Alles schien auf Frankreich hinauszulaufen: Die Mannschaft von Didier Deschamps hat nicht nur die nominell stärkste Offensive des Turniers, ein Wahnsinn, wie viel offensive Qualität Teil des Kaders der Équipe Tricolore ist, das Team wirkte im gesamten Turnierverlauf auch eingespielter als die anderen Top-Favoriten auf den WM-Titel, tat sich anders als Spanien gegen Kap Verde oder England gegen die DR Kongo in keinem Spiel wirklich schwer. Und trotzdem endete der Traum vom zweiten Weltmeistertitel für Deschamps und seinen Kapitän Kylian Mbappé gestern um kurz nach 23 Uhr. 0:2 gegen Spanien – damit hatte vor dem Aufeinandertreffen wohl kaum jemand gerechnet, vielleicht eher, kaum jemand rechnen wollen, weil man, wenn schon das eigene Team ausgeschieden ist, zumindest die besten möglichst lange spielen sehen will.

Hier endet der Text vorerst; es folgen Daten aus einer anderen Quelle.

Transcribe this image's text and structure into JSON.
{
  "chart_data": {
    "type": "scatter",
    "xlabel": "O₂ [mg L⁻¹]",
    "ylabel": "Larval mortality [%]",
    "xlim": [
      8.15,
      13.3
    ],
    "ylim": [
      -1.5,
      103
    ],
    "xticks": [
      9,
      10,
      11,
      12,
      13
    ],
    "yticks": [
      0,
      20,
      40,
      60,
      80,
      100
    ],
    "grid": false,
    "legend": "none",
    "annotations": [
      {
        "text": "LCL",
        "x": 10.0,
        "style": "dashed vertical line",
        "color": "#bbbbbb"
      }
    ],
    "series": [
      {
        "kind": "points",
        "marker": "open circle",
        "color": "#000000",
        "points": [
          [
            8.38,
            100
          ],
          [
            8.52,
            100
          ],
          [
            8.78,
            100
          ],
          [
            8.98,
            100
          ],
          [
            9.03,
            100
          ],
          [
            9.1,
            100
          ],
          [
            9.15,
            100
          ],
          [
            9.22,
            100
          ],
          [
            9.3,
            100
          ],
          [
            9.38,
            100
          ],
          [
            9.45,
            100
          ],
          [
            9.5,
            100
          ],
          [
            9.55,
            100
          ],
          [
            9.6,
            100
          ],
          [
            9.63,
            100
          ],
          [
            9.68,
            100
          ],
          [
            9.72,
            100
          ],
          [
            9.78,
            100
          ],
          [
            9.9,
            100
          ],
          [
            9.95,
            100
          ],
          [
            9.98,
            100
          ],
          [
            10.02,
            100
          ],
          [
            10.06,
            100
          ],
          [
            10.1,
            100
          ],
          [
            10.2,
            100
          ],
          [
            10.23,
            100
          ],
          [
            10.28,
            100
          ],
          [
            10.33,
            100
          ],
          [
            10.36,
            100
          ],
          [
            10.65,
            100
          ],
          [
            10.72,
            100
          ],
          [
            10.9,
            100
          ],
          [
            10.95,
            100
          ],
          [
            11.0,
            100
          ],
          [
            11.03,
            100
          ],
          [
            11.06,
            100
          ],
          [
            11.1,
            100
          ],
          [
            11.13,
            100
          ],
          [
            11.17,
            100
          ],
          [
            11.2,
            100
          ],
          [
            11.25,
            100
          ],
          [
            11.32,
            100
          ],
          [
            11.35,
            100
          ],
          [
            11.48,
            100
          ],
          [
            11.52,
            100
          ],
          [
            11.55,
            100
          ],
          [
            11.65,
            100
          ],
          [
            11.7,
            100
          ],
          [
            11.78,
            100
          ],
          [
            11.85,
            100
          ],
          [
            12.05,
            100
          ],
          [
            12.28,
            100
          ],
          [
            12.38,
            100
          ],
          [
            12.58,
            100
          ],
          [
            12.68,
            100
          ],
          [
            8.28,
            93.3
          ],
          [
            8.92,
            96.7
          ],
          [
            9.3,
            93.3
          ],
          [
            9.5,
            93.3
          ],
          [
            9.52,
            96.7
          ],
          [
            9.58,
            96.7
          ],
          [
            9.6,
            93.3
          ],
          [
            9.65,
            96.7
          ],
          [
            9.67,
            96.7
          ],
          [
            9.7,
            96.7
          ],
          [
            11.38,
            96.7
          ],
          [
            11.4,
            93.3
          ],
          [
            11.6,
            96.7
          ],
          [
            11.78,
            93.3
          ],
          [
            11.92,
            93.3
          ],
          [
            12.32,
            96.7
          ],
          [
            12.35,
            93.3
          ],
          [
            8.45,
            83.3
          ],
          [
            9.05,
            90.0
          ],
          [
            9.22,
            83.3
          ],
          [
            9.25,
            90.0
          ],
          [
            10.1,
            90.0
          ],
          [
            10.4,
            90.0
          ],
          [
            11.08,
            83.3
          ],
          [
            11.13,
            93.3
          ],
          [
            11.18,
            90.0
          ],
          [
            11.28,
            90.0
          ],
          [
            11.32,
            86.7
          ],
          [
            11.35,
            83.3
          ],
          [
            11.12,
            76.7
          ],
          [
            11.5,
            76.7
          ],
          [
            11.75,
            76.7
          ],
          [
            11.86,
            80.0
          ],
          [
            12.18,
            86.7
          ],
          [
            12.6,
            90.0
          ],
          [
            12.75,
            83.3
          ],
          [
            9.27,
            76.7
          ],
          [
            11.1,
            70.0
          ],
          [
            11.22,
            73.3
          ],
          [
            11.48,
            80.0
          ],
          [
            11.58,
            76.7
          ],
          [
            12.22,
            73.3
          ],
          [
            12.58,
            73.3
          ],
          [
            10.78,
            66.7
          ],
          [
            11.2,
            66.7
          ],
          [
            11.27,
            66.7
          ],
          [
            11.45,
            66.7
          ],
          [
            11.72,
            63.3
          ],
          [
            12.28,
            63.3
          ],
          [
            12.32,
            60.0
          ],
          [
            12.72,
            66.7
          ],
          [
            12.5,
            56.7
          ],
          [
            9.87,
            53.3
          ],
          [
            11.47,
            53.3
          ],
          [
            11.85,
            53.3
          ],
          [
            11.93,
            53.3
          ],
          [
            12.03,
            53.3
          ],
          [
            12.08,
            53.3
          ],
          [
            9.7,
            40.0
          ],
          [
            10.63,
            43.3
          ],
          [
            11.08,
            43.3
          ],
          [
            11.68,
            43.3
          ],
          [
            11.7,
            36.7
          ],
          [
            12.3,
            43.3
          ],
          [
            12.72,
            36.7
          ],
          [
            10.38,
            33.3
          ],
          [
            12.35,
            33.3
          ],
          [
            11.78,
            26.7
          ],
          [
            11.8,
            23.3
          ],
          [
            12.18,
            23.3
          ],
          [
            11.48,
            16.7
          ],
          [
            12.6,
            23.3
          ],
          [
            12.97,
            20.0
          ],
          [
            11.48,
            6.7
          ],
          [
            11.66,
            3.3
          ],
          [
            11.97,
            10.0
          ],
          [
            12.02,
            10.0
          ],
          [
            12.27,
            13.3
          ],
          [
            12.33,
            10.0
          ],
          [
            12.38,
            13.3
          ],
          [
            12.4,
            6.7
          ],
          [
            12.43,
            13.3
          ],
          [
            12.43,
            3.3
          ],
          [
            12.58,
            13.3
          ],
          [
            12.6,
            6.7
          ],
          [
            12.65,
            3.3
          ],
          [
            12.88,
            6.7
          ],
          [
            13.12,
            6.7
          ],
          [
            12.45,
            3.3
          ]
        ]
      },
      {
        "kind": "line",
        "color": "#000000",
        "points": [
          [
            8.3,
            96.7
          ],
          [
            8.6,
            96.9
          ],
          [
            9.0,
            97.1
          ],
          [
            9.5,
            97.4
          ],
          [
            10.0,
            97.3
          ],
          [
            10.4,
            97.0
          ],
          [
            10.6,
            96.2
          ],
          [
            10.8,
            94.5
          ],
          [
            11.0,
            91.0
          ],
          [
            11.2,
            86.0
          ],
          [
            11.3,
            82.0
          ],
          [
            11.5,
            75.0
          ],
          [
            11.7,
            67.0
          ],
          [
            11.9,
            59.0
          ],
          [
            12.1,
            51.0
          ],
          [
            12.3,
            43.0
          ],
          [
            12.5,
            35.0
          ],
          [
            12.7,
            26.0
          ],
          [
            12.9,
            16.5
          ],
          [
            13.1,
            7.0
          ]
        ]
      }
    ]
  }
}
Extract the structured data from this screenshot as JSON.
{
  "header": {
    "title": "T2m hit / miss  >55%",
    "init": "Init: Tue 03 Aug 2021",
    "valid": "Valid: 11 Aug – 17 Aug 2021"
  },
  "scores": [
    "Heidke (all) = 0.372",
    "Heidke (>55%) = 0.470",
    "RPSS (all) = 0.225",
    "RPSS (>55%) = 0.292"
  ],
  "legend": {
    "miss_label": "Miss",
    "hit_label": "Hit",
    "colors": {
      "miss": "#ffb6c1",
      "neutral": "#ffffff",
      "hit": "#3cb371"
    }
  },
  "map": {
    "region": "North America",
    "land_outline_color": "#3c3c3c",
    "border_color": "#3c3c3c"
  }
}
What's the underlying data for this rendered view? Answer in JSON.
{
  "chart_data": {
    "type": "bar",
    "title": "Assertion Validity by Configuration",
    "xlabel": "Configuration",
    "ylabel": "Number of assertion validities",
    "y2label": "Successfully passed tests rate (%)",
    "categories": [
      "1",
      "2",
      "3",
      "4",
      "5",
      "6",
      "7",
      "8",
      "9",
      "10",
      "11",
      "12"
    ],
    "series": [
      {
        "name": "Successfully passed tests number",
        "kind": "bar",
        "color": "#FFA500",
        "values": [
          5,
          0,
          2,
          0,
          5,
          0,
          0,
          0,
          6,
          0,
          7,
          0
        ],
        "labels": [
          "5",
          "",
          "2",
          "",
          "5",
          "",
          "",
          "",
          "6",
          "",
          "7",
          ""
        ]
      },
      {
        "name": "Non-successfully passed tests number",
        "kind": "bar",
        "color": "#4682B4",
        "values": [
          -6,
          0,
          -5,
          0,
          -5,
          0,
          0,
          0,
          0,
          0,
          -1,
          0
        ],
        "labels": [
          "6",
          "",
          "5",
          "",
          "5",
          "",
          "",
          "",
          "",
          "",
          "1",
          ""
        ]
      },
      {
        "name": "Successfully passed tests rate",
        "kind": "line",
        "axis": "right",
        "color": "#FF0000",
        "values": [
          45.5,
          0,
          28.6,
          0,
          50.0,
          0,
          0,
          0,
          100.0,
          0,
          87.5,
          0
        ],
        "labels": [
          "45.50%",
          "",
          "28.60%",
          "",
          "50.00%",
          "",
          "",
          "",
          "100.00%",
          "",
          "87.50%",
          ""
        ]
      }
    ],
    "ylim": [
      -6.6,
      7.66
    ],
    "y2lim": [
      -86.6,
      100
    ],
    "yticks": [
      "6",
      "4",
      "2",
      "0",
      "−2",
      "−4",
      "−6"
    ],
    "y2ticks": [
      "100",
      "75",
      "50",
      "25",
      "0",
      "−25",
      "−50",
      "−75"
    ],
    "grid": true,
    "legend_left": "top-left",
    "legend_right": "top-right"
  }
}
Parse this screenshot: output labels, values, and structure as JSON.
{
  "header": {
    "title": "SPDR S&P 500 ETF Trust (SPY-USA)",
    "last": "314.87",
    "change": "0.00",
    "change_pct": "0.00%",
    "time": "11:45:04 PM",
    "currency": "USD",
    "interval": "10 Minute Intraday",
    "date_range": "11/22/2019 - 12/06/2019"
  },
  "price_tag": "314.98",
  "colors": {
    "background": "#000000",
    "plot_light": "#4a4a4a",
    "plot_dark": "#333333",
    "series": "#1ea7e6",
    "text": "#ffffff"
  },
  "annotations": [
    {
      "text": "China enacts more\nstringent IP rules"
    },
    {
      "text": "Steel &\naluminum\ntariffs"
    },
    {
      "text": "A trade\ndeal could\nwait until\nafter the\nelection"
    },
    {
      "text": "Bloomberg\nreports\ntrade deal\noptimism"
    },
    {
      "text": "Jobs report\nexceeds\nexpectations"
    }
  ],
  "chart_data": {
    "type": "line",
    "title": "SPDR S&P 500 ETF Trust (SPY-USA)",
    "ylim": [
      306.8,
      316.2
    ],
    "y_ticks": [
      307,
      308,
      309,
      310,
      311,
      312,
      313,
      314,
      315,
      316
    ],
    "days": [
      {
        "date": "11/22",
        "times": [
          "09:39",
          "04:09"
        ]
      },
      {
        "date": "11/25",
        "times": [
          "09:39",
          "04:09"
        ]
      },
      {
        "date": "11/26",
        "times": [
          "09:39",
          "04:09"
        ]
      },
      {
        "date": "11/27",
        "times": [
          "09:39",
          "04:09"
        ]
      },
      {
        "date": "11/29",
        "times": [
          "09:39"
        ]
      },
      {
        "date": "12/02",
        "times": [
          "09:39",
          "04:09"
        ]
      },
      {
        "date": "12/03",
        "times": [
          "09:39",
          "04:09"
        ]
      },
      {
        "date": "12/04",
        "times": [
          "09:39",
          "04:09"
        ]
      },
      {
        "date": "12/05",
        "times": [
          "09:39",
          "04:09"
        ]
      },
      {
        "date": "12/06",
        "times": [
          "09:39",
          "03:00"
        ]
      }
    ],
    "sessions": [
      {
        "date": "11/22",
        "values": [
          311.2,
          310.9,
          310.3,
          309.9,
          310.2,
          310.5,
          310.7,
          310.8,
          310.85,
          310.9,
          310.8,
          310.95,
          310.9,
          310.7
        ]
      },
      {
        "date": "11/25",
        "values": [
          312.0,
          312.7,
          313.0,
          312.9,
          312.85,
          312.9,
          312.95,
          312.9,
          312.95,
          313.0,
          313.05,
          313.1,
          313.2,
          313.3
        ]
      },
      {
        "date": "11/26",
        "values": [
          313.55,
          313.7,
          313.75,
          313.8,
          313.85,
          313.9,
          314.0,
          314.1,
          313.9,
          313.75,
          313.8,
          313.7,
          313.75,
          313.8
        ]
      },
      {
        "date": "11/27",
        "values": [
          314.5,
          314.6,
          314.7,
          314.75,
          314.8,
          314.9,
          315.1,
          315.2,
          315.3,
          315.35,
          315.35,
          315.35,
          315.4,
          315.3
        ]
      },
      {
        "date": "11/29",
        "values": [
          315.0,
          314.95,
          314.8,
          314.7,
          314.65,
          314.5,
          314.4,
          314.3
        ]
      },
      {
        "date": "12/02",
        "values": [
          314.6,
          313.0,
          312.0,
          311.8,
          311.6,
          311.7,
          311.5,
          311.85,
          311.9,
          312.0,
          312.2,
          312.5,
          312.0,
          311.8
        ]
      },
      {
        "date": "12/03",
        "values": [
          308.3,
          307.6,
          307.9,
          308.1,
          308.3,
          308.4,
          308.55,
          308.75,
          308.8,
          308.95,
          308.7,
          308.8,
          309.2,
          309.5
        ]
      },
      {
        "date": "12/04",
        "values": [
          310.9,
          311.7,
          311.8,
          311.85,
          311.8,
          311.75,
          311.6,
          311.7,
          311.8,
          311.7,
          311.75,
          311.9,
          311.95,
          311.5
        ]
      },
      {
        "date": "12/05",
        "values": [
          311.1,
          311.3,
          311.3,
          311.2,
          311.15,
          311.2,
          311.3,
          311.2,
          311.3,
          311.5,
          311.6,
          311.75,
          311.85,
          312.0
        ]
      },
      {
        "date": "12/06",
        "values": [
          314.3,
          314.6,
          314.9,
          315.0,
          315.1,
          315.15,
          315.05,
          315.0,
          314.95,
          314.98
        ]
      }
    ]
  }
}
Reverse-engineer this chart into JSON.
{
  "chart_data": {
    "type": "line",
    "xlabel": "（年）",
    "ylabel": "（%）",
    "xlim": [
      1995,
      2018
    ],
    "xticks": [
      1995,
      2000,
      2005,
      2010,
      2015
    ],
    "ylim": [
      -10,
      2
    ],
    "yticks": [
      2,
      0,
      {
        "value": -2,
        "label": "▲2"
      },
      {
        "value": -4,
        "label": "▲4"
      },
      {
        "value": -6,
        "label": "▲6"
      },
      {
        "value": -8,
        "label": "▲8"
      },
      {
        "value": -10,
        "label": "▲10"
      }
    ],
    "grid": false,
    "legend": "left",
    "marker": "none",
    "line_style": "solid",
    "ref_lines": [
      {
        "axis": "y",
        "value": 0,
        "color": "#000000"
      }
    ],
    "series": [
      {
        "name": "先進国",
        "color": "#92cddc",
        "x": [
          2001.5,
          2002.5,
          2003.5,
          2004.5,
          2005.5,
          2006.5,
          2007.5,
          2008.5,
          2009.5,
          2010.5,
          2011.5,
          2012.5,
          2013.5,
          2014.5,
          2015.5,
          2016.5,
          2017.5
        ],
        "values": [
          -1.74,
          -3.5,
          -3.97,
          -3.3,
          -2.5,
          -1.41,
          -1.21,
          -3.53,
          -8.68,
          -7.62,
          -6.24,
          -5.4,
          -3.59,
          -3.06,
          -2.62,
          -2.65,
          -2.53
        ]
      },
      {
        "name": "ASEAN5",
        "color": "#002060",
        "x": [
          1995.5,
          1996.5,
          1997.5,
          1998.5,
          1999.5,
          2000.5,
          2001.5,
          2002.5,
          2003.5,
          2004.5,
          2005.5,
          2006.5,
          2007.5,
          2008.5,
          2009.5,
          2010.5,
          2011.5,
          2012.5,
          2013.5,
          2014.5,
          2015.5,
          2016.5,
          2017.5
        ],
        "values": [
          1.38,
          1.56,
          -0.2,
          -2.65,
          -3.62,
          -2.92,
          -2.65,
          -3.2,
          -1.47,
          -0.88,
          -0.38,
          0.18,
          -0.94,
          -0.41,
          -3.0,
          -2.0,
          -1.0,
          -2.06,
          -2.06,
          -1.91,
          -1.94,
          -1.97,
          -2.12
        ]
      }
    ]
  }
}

Das aber wussten die Spanier gestern zu verhindern. Vielleicht auch, weil sie sich eine frühere deutsche Tugend zu eigen gemacht haben: Sie sind längst eine herausragende Turniermannschaft. Das erklärt auch der deutsche Trainer der englischen Three Lions, Thomas Tuchel: „Es sieht aus, also ob sie keine Knock-out-Spiele verlieren.“ In der Tat: seit acht Spielen ist die Roja nun bei Endrunden unbesiegt. Spanien ist darum längst eine „Trademark„, lobte Tuchel. Und: „Gratulation dazu, volle Punktzahl.“
Weitergekommen sind die Spanier dabei gestern Abend auch alles andere als glücklich. Noch vor der ersten Trinkpause konnten sie in Führung gehen – wenn auch mit Hilfe der Les Bleus: Bei einem Klärungsversuch im eigenen Strafraum nämlich erwischte Linksverteidiger Lucas Digne den heranstürmenden Lamine Yamal eindeutig am Bein, sodass Schiedsrichter Ivan Barton um einen Elfmeterpfiff gar nicht herum kommen konnte. Den fälligen Strafstoß verwandelte Mikel Oyarzabal souverän (22.). Frankreich bekam kaum Kontrolle im Spielaufbau, wenn, dann konnten sie über Einzelaktionen etwas Gefahr aufbauen. Spanien aber stand die meiste Zeit sicher, presste gleichzeitig aber hoch und schaltete nach Ballgewinn zudem stets gefährlich um, ein insgesamt ziemlich souveräner Auftritt. In der 38. Minute verunglückte Frankreichs Torhüter Mike Maignan zudem ein Abschlag, fast das 2:0 für Spanien.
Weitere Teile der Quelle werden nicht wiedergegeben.